The function flow describes the functions within the package, both internal and user-facing, which data sources they rely on, and how they are connected to each other. First, the functions for classifying diabetes status are presented, followed by the functions for classifying the diabetes type.
Function flow
This results in the functionality flow for classifying diabetes status seen below.
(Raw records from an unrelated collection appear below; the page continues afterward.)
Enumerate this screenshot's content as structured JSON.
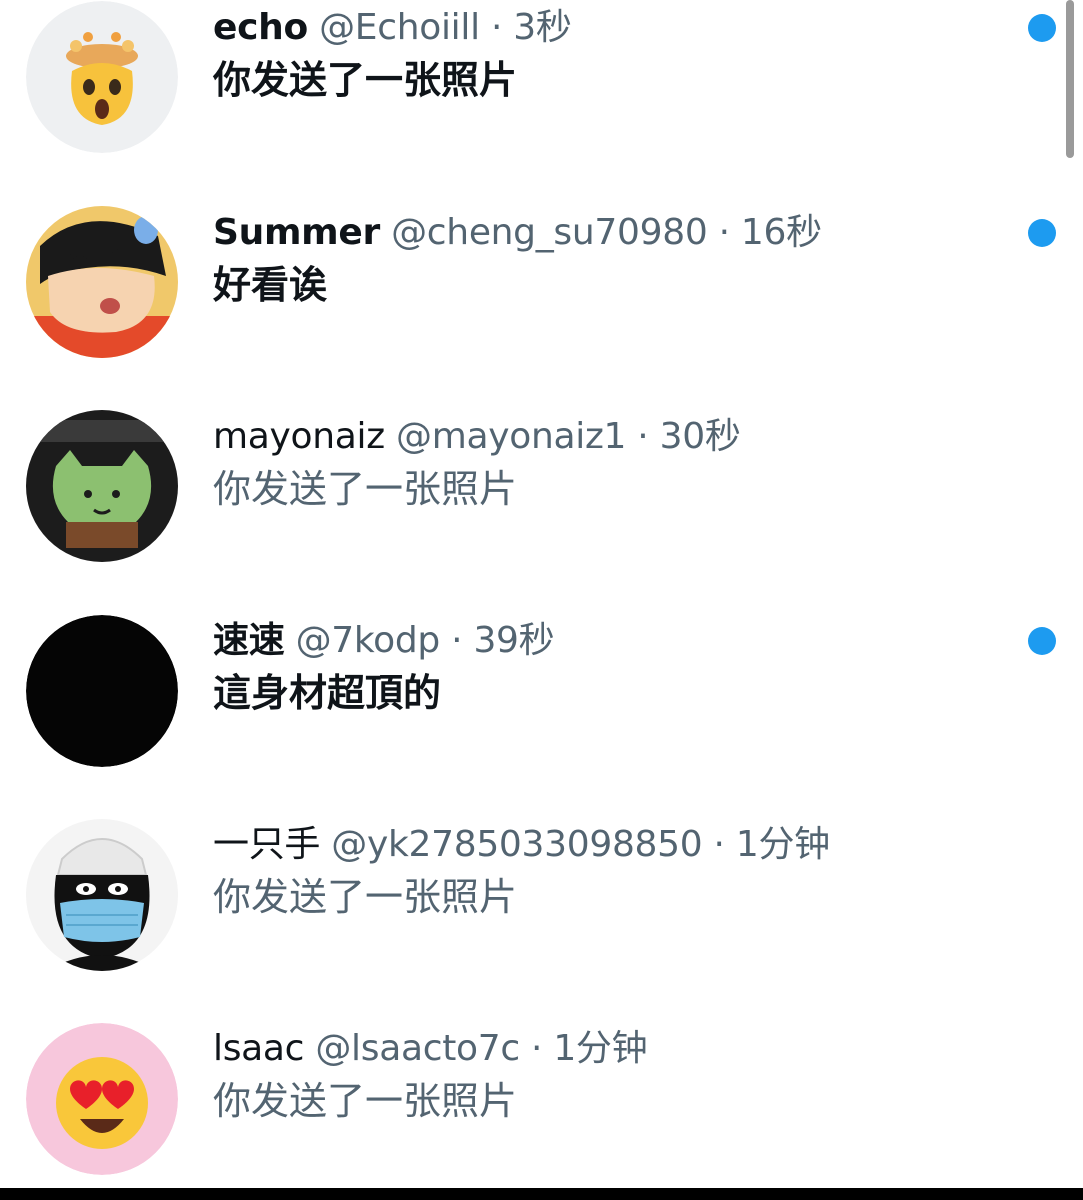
{
  "conversations": [
    {
      "name": "echo",
      "handle": "@Echoiill",
      "separator": "·",
      "time": "3秒",
      "preview": "你发送了一张照片",
      "unread": true,
      "avatar": "shocked-emoji-avatar"
    },
    {
      "name": "Summer",
      "handle": "@cheng_su70980",
      "separator": "·",
      "time": "16秒",
      "preview": "好看诶",
      "unread": true,
      "avatar": "cartoon-boy-avatar"
    },
    {
      "name": "mayonaiz",
      "handle": "@mayonaiz1",
      "separator": "·",
      "time": "30秒",
      "preview": "你发送了一张照片",
      "unread": false,
      "avatar": "green-cat-avatar"
    },
    {
      "name": "速速",
      "handle": "@7kodp",
      "separator": "·",
      "time": "39秒",
      "preview": "這身材超頂的",
      "unread": true,
      "avatar": "black-avatar"
    },
    {
      "name": "一只手",
      "handle": "@yk2785033098850",
      "separator": "·",
      "time": "1分钟",
      "preview": "你发送了一张照片",
      "unread": false,
      "avatar": "masked-figure-avatar"
    },
    {
      "name": "lsaac",
      "handle": "@lsaacto7c",
      "separator": "·",
      "time": "1分钟",
      "preview": "你发送了一张照片",
      "unread": false,
      "avatar": "heart-eyes-emoji-avatar"
    }
  ],
  "colors": {
    "unread_dot": "#1d9bf0",
    "primary_text": "#0f1419",
    "secondary_text": "#536471"
  }
}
This flow can be divided into two sections: extracting the diabetes population and classifying diabetes type which we will detail in the following sections.
Population extraction
In the following sections, we describe the functions used to extract the diabetes population from the Danish registers. The functions are divided into inclusion and exclusion events, and the final diagnosis date is calculated based on these events.
Inclusion events
join_lpr2()
#' Process and join the two LPR2 registers to extract diabetes diagnoses data.
#'
#' The output is used as inputs to `include_diabetes_diagnoses()` and to
#' `get_pregnancy_dates()` (see exclusion events).
#'
#' @param lpr_diag The LPR2 register containing diabetes diagnoses.
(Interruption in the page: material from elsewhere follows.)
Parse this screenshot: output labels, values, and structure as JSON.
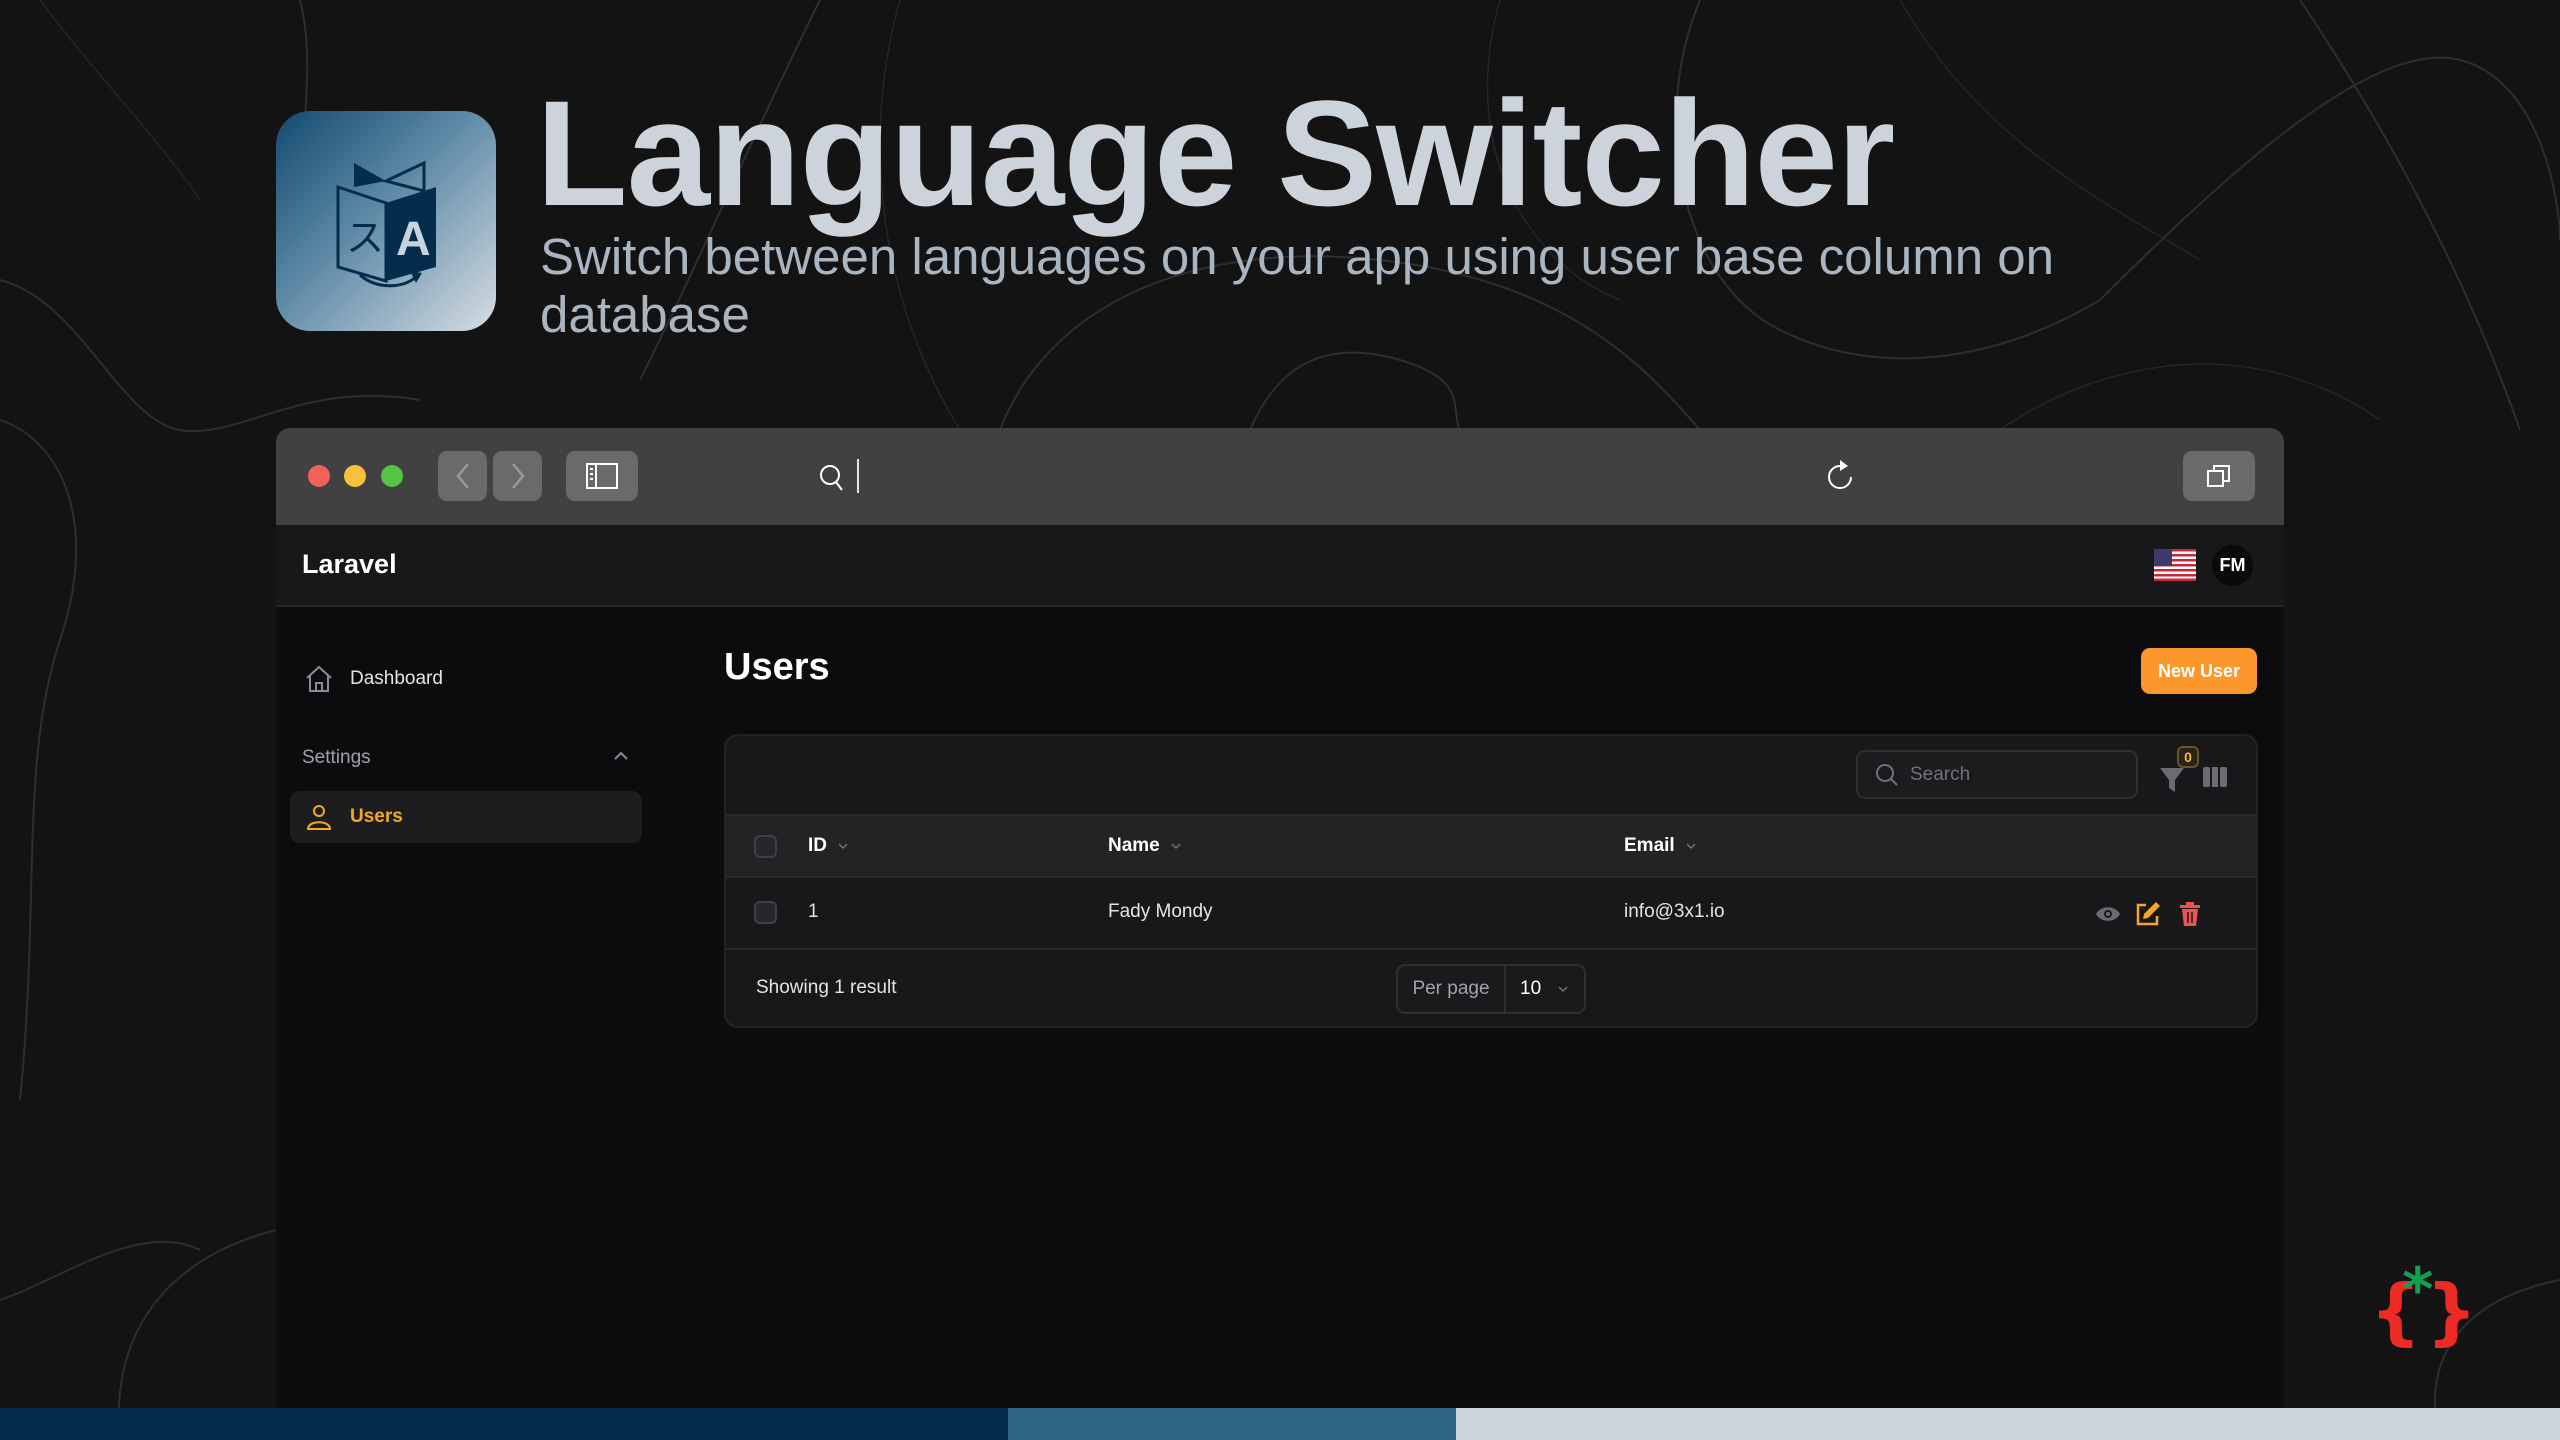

#' @param lpr_adm The LPR2 register containing hospital admissions.
#'
#' @return The same type as the input data, default as a [tibble::tibble()],
#' with the following columns:
#'
#' - `pnr`: The personal identification variable.
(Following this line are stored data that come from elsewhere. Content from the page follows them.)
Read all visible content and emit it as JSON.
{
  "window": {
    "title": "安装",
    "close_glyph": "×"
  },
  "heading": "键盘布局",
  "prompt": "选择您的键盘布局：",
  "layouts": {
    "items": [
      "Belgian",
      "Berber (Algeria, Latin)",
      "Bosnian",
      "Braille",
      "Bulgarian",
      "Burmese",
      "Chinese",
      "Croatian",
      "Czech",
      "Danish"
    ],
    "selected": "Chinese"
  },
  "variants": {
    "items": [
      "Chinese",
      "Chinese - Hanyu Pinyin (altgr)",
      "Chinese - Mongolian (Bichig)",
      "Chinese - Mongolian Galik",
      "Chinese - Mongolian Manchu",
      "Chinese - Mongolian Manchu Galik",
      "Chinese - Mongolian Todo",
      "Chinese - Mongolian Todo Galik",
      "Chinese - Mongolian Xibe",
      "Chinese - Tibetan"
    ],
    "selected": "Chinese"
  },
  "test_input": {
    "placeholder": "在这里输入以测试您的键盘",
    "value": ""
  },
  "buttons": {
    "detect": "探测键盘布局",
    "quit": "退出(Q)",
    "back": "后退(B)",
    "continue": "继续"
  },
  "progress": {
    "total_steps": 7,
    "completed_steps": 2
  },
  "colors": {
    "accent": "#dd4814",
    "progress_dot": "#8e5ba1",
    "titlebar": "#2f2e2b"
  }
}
#' - `date`: The date of all the recorded diagnosis (renamed from `d_inddto`).
#' - `is_primary_diagnosis`: Whether the diagnosis was a primary diagnosis.
#' - `has_t1d`: Whether the diagnosis was T1D-specific.
#' - `has_t2d`: Whether the diagnosis was T2D-specific.
#' - `has_pregnancy_event`: Whether the person has an event related to pregnancy like giving birth or having a miscarriage at the given date.
#' - `is_endocrinology_department`: Whether the diagnosis was made made by an
#' endocrinology (TRUE) or other medical (FALSE) department.
#'
#' @keywords internal
#' @inherit algorithm seealso
#'
#' @examples
#' sim_data <- simulate_registers(c("lpr_diag", "lpr_adm"), 100)
#' join_lpr2(
#' lpr_diag = sim_data$lpr_diag,
#' lpr_adm = sim_data$lpr_adm
#' )
join_lpr2 <- function(lpr_diag, lpr_adm) {
# Filter using the algorithm for LPR2
lpr_diag |>
dplyr::full_join(lpr_adm, by = dplyr::join_by(.data$recnum)) |>
dplyr::select(
pnr,
date = d_inddto
# is_primary_diagnosis =
# has_t1d =
# has_t2d =
# has_pregnancy_event =
# is_endocrinology_department =
)
}
join_lpr3()
#' Process and join the two LPR3 registers to extract diabetes diagnoses data.
#'
#' The output is used as inputs to `include_diabetes_diagnoses()` and to
#' `get_pregnancy_dates()` (see exclusion events).
#'
#' @param diagnoser The LPR3 register containing diabetes diagnoses.
#' @param kontakter The LPR3 register containing hospital contacts/admissions.
#'
#' @return The same type as the input data, default as a [tibble::tibble()],
#' with the following columns:
#'
#' - `pnr`: The personal identification variable.
#' - `date`: The date of all the recorded diagnosis (renamed from `d_inddto`).
#' - `is_primary_diagnosis`: Whether the diagnosis was a primary
#' diagnosis.
#' - `has_t1d`: Whether the diagnosis was T1D-specific
#' - `has_t2d`: Whether the diagnosis was T2D-specific.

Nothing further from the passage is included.